Es ging an diesem Tag schnell. Ich reagierte sofort: »Nochmal nachgefragt: Es ist Deiner/Ihrer Ansicht nach also in Ordnung, dass jüdische Kinder, Frauen und Männer ermordet werden, nur weil sie Juden sind? Ich möchte diese Denkweise nur verstehen. Massenmord an Juden ist für Dich/Sie also eine gute Sache?«

Die Antwort kam nun noch schneller: »Mein Gott, bist Du irre? Wie bescheuert muss man sein, um so eine Conclusio zu ziehen? Ich erwarte eine Entschuldigung für eine derart abartige Unterstellung.«

Ich war verwundert, na ja, ich tat so: »Ich frage doch nur. Und ich hätte gern eine Antwort auf meine Fragen. Mehr nicht. –

Das ist doch ganz einfach. Beides Mal ›nein‹, und alles ist gut. – Zudem unterstelle ich ja gar nichts. Wo denn? Ich bin interessiert und frage nach.«

Diesmal reagierte »G« schnell: »Ich werte das mal als Entschuldigung. Danke.«

Ich wollte nachhaken, es war dann schon am nächsten Tag: »Ähm. Das war keine Entschuldigung. Ich habe nachgefragt und tu's immer noch: Ist für Sie/Dich der Massenmord an Juden gerechtfertigt (durch irgendwelchen ›Widerstand‹ oder so) oder nicht? --Auf diese Frage erhielt ich bislang keine Antwort.
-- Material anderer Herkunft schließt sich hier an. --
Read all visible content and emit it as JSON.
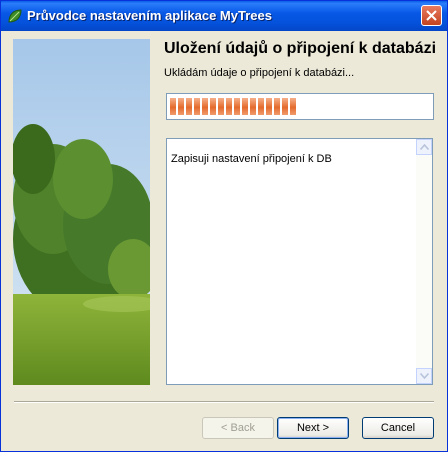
{
  "window": {
    "title": "Průvodce nastavením aplikace MyTrees"
  },
  "header": {
    "title": "Uložení údajů o připojení k databázi",
    "subtitle": "Ukládám údaje o připojení k databázi..."
  },
  "progress": {
    "value_percent": 50
  },
  "log": {
    "text": "Zapisuji nastavení připojení k DB"
  },
  "buttons": {
    "back": "< Back",
    "next": "Next >",
    "cancel": "Cancel"
  },
  "colors": {
    "titlebar": "#0553dd",
    "progress_fill": "#e46b2e",
    "dialog_bg": "#ece9d8"
  },
  "icons": {
    "app": "leaf-icon",
    "close": "close-icon"
  }
}
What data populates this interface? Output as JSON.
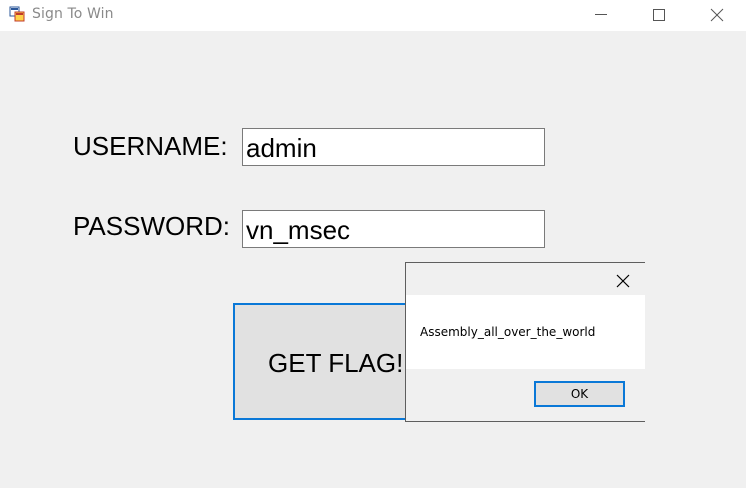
{
  "window": {
    "title": "Sign To Win",
    "icon": "winforms-app-icon"
  },
  "titlebar_buttons": {
    "minimize_icon": "minimize-icon",
    "maximize_icon": "maximize-icon",
    "close_icon": "close-icon"
  },
  "form": {
    "username_label": "USERNAME:",
    "username_value": "admin",
    "password_label": "PASSWORD:",
    "password_value": "vn_msec",
    "submit_label": "GET FLAG!"
  },
  "message_box": {
    "text": "Assembly_all_over_the_world",
    "ok_label": "OK",
    "close_icon": "close-icon"
  },
  "colors": {
    "accent_border": "#0a78d7",
    "window_bg": "#f0f0f0",
    "button_bg": "#e1e1e1"
  }
}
Ist doch ganz einfach, denke ich.«

Nun wurde er eindeutig sauer: Wenn ich zu »doof« sei, seine Antwort zu lesen, könne er mir auch nicht helfen. Das »Danke« nehme er natürlich zurück. »Und jetzt verpiss Dich mit Deinem Unfug.«

Ich versuchte es noch einmal: »Vielen Dank die Beleidigung«, schrieb ich: »Ich finde es auch nach wie vor interessant, dass ich KEINE Antwort auf meine Frage erhalten habe. Es kann doch nicht so schwer sein, sich auf eine Frage mit ›ja‹ oder ›nein‹ zu antworten. Es ist dann wohl einfacher zu beleidigen.«

Leider hörte ich seitdem nichts mehr von »G«. Ich hatte dann auch nicht die Energie, weiter bei ihm nachzufragen.

6 Kommentare:

Christina hat gesagt…

Warum tust du Dir das eigentlich noch an? Seit ich nicht mehr bei Twitter mitlesen kann, ist mein Leben viel entspannter, weil ich mich nicht mehr über irgendwelche Idioten aufrege. Außerdem habe ich viel mehr Zeit für andere Dinge.

Enpunkt hat gesagt…

Sagen wir so: Es hat mich dann doch interessiert, wie manche Leute ticken. Das finde ich dann immer wieder interessant – und als Pause zwischen zwei Perry-Texten doch auch hilfreich und unterhaltsam ...

MM hat gesagt…

Twitter heisst jetzt X und die Tweets entsprechend Xcreets... Das Thema Nahostkonflikt ist aber zu komplex, um es in einer Kurznachricht (oder auch einem Blog-Beitrag) abzuhandeln. Mich erschreckt eher, wenn jemand, der wie Slavoj Žižek auf der Frankfurter Messe eine fundierte und ausdifferenzierte Meinung äußert, dafür niedergemacht wird.

Enpunkt hat gesagt…

Sagen wir so: Für mich heißt Twitter immer noch Twitter, und ich spreche von Tweets. Das »X« ist mir zu albern.
Die von Dir genannten Äußerungen kenne ich nicht, weshalb ich sie nicht kommentieren kann.
Und es ging mir nicht darum, das Thema Nahostkonflikt irgendwie »abzuhandeln«. Ich habe eine »Diskussion« wiedergegeben, mehr nicht.

Anonym hat gesagt…

Es ist halt leider so, dass heute viel extrem stark durch die Art der Berichterstattung der Medien vorgegeben wird.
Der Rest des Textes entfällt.